By ownership structure
Banks can be categorized based on their ownership structure as follows:
- Government-owned banks: These banks are owned and operated by the government of a particular country. They may be established to serve a specific social or economic policy objective, such as providing financial services to underserved populations or supporting the development of a particular industry.
- Private shareholder-owned banks: These banks are owned by private individuals or organizations and are operated for profit. The owners of these banks are entitled to receive a share of the profits generated by the bank.
- Cooperative banks: Cooperative banks are owned and controlled by their members, who are also their customers. Cooperative banks may be organized as mutual societies, in which the members have equal ownership and voting rights, or as cooperatives with limited liability, in which the members have both ownership and voting rights based on their level of capital contribution.
By geographic location
Banks can be categorized based on the geographic location of their operations as follows:
- Local banks: Local banks are banks that operate in a specific geographic region, such as a city, state, or country. These banks may have a limited number of branches and may focus on serving the banking needs of individuals and businesses within their local area.

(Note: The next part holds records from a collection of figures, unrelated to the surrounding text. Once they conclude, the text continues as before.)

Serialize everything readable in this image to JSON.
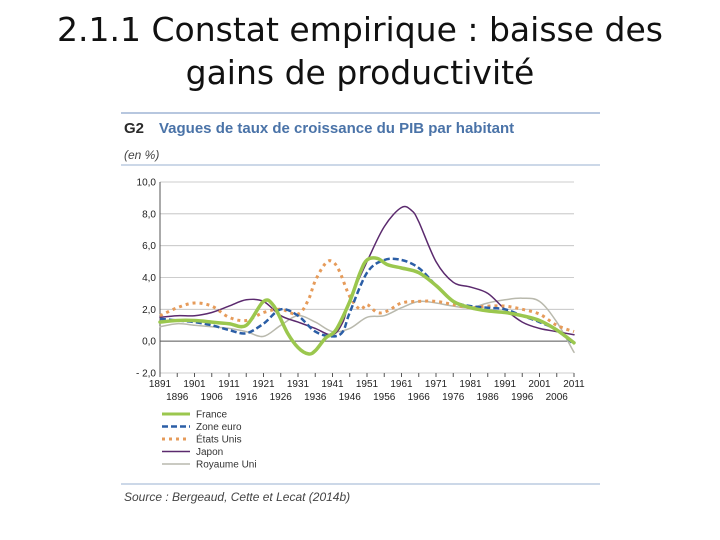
{
  "slide": {
    "title_line1": "2.1.1 Constat empirique : baisse des",
    "title_line2": "gains de productivité"
  },
  "figure": {
    "code": "G2",
    "title": "Vagues de taux de croissance du PIB par habitant",
    "unit": "(en %)",
    "source": "Source : Bergeaud, Cette et Lecat (2014b)"
  },
  "chart_data": {
    "type": "line",
    "ylim": [
      -2,
      10
    ],
    "yticks": [
      "10,0",
      "8,0",
      "6,0",
      "4,0",
      "2,0",
      "0,0",
      "- 2,0"
    ],
    "xlim": [
      1891,
      2011
    ],
    "xticks_top": [
      "1891",
      "1901",
      "1911",
      "1921",
      "1931",
      "1941",
      "1951",
      "1961",
      "1971",
      "1981",
      "1991",
      "2001",
      "2011"
    ],
    "xticks_bottom": [
      "1896",
      "1906",
      "1916",
      "1926",
      "1936",
      "1946",
      "1956",
      "1966",
      "1976",
      "1986",
      "1996",
      "2006"
    ],
    "grid": "horizontal",
    "legend_position": "bottom-left",
    "series": [
      {
        "name": "France",
        "color": "#9bc74e",
        "style": "solid",
        "points": [
          [
            1891,
            1.2
          ],
          [
            1896,
            1.3
          ],
          [
            1901,
            1.3
          ],
          [
            1906,
            1.2
          ],
          [
            1911,
            1.1
          ],
          [
            1916,
            1.0
          ],
          [
            1921,
            2.5
          ],
          [
            1924,
            2.2
          ],
          [
            1928,
            0.5
          ],
          [
            1931,
            -0.4
          ],
          [
            1934,
            -0.8
          ],
          [
            1936,
            -0.6
          ],
          [
            1939,
            0.2
          ],
          [
            1942,
            0.7
          ],
          [
            1946,
            2.5
          ],
          [
            1949,
            4.3
          ],
          [
            1951,
            5.1
          ],
          [
            1954,
            5.2
          ],
          [
            1957,
            4.8
          ],
          [
            1961,
            4.6
          ],
          [
            1966,
            4.3
          ],
          [
            1971,
            3.5
          ],
          [
            1976,
            2.5
          ],
          [
            1981,
            2.1
          ],
          [
            1986,
            1.9
          ],
          [
            1991,
            1.8
          ],
          [
            1996,
            1.6
          ],
          [
            2001,
            1.3
          ],
          [
            2006,
            0.7
          ],
          [
            2011,
            -0.1
          ]
        ]
      },
      {
        "name": "Zone euro",
        "color": "#2b5ea6",
        "style": "dashed",
        "points": [
          [
            1891,
            1.4
          ],
          [
            1896,
            1.3
          ],
          [
            1901,
            1.2
          ],
          [
            1906,
            1.0
          ],
          [
            1911,
            0.7
          ],
          [
            1916,
            0.5
          ],
          [
            1921,
            1.1
          ],
          [
            1926,
            2.0
          ],
          [
            1931,
            1.6
          ],
          [
            1936,
            0.6
          ],
          [
            1941,
            0.3
          ],
          [
            1944,
            0.6
          ],
          [
            1946,
            1.8
          ],
          [
            1951,
            4.3
          ],
          [
            1956,
            5.1
          ],
          [
            1961,
            5.1
          ],
          [
            1966,
            4.6
          ],
          [
            1971,
            3.5
          ],
          [
            1976,
            2.5
          ],
          [
            1981,
            2.2
          ],
          [
            1986,
            2.1
          ],
          [
            1991,
            2.0
          ],
          [
            1996,
            1.6
          ],
          [
            2001,
            1.2
          ],
          [
            2006,
            0.7
          ],
          [
            2011,
            -0.2
          ]
        ]
      },
      {
        "name": "États Unis",
        "color": "#e69b5a",
        "style": "dotted",
        "points": [
          [
            1891,
            1.6
          ],
          [
            1896,
            2.1
          ],
          [
            1901,
            2.4
          ],
          [
            1906,
            2.2
          ],
          [
            1911,
            1.5
          ],
          [
            1916,
            1.3
          ],
          [
            1921,
            1.8
          ],
          [
            1926,
            2.0
          ],
          [
            1931,
            1.7
          ],
          [
            1934,
            2.6
          ],
          [
            1936,
            3.8
          ],
          [
            1939,
            4.9
          ],
          [
            1941,
            5.0
          ],
          [
            1943,
            4.4
          ],
          [
            1946,
            2.8
          ],
          [
            1949,
            2.0
          ],
          [
            1951,
            2.3
          ],
          [
            1954,
            1.8
          ],
          [
            1957,
            1.9
          ],
          [
            1961,
            2.4
          ],
          [
            1966,
            2.5
          ],
          [
            1971,
            2.5
          ],
          [
            1976,
            2.3
          ],
          [
            1981,
            2.1
          ],
          [
            1986,
            2.2
          ],
          [
            1991,
            2.2
          ],
          [
            1996,
            2.0
          ],
          [
            2001,
            1.7
          ],
          [
            2006,
            1.0
          ],
          [
            2011,
            0.6
          ]
        ]
      },
      {
        "name": "Japon",
        "color": "#5b2a6e",
        "style": "solid",
        "points": [
          [
            1891,
            1.5
          ],
          [
            1896,
            1.6
          ],
          [
            1901,
            1.6
          ],
          [
            1906,
            1.8
          ],
          [
            1911,
            2.2
          ],
          [
            1916,
            2.6
          ],
          [
            1921,
            2.5
          ],
          [
            1926,
            1.6
          ],
          [
            1931,
            1.2
          ],
          [
            1936,
            0.8
          ],
          [
            1941,
            0.4
          ],
          [
            1944,
            1.2
          ],
          [
            1946,
            2.6
          ],
          [
            1951,
            5.0
          ],
          [
            1956,
            7.2
          ],
          [
            1961,
            8.4
          ],
          [
            1964,
            8.2
          ],
          [
            1966,
            7.5
          ],
          [
            1971,
            5.0
          ],
          [
            1976,
            3.7
          ],
          [
            1981,
            3.4
          ],
          [
            1986,
            3.0
          ],
          [
            1991,
            2.0
          ],
          [
            1996,
            1.2
          ],
          [
            2001,
            0.8
          ],
          [
            2006,
            0.6
          ],
          [
            2011,
            0.4
          ]
        ]
      },
      {
        "name": "Royaume Uni",
        "color": "#b9b9ad",
        "style": "solid",
        "points": [
          [
            1891,
            0.9
          ],
          [
            1896,
            1.1
          ],
          [
            1901,
            1.0
          ],
          [
            1906,
            0.9
          ],
          [
            1911,
            0.8
          ],
          [
            1916,
            0.6
          ],
          [
            1921,
            0.3
          ],
          [
            1926,
            1.0
          ],
          [
            1931,
            1.6
          ],
          [
            1936,
            1.2
          ],
          [
            1941,
            0.6
          ],
          [
            1946,
            0.8
          ],
          [
            1951,
            1.5
          ],
          [
            1956,
            1.6
          ],
          [
            1961,
            2.1
          ],
          [
            1966,
            2.5
          ],
          [
            1971,
            2.4
          ],
          [
            1976,
            2.2
          ],
          [
            1981,
            2.1
          ],
          [
            1986,
            2.4
          ],
          [
            1991,
            2.6
          ],
          [
            1996,
            2.7
          ],
          [
            2001,
            2.5
          ],
          [
            2006,
            1.2
          ],
          [
            2011,
            -0.7
          ]
        ]
      }
    ]
  }
}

- Regional banks: Regional banks are banks that operate in a specific region of a country, such as the Midwest or the Southeast. These banks may have a larger number of branches and may offer a wider range of financial services than local banks.
- National banks: National banks are banks that operate in multiple states within a country. These banks may have a very large number of branches and may offer a wide range of financial services to customers across the country.
- International banks: International banks are banks that operate in multiple countries around the world. These banks may have a global presence and may offer a wide range of financial services to customers in different countries.
By target market
Banks can be categorized based on their target market as follows:
- Retail banks: Retail banks are banks that serve individual consumers, offering a wide range of financial products and services such as checking and savings accounts, loans, and credit cards.
- Wholesale banks: Wholesale banks are banks that serve other financial institutions and large businesses. These banks may offer specialized financial services such as underwriting and issuing securities, providing financial advice and guidance on mergers and acquisitions, and trading securities.
- Private banks: Private banks are banks that serve high-net-worth individuals, offering a wide range of financial products and services such as wealth management, investment advice, and private banking services.
- Investment banks: Investment banks serve corporations, governments, and other large organizations, offering financial services such as underwriting and issuing securities, providing financial advice and guidance on mergers and acquisitions, and trading securities.
By type of deposits accepted
Banks can be categorized based on the types of deposits they accept as follows:
- Savings banks: Savings banks are banks that primarily accept savings deposits from customers. These deposits typically earn interest and may have certain restrictions on withdrawals. Savings banks may also make loans to borrowers using the deposits they have received.
- Checking banks: Checking banks are banks that primarily accept checking deposits from customers. Checking deposits do not typically earn interest and may be withdrawn by the depositor at any time. Checking banks may also make loans to borrowers using the deposits they have received.
- Money market banks: Money market banks are banks that offer high-yield, short-term investments such as money market mutual funds. These investments are typically considered to be very low risk and may be used by investors as a place to park their money temporarily.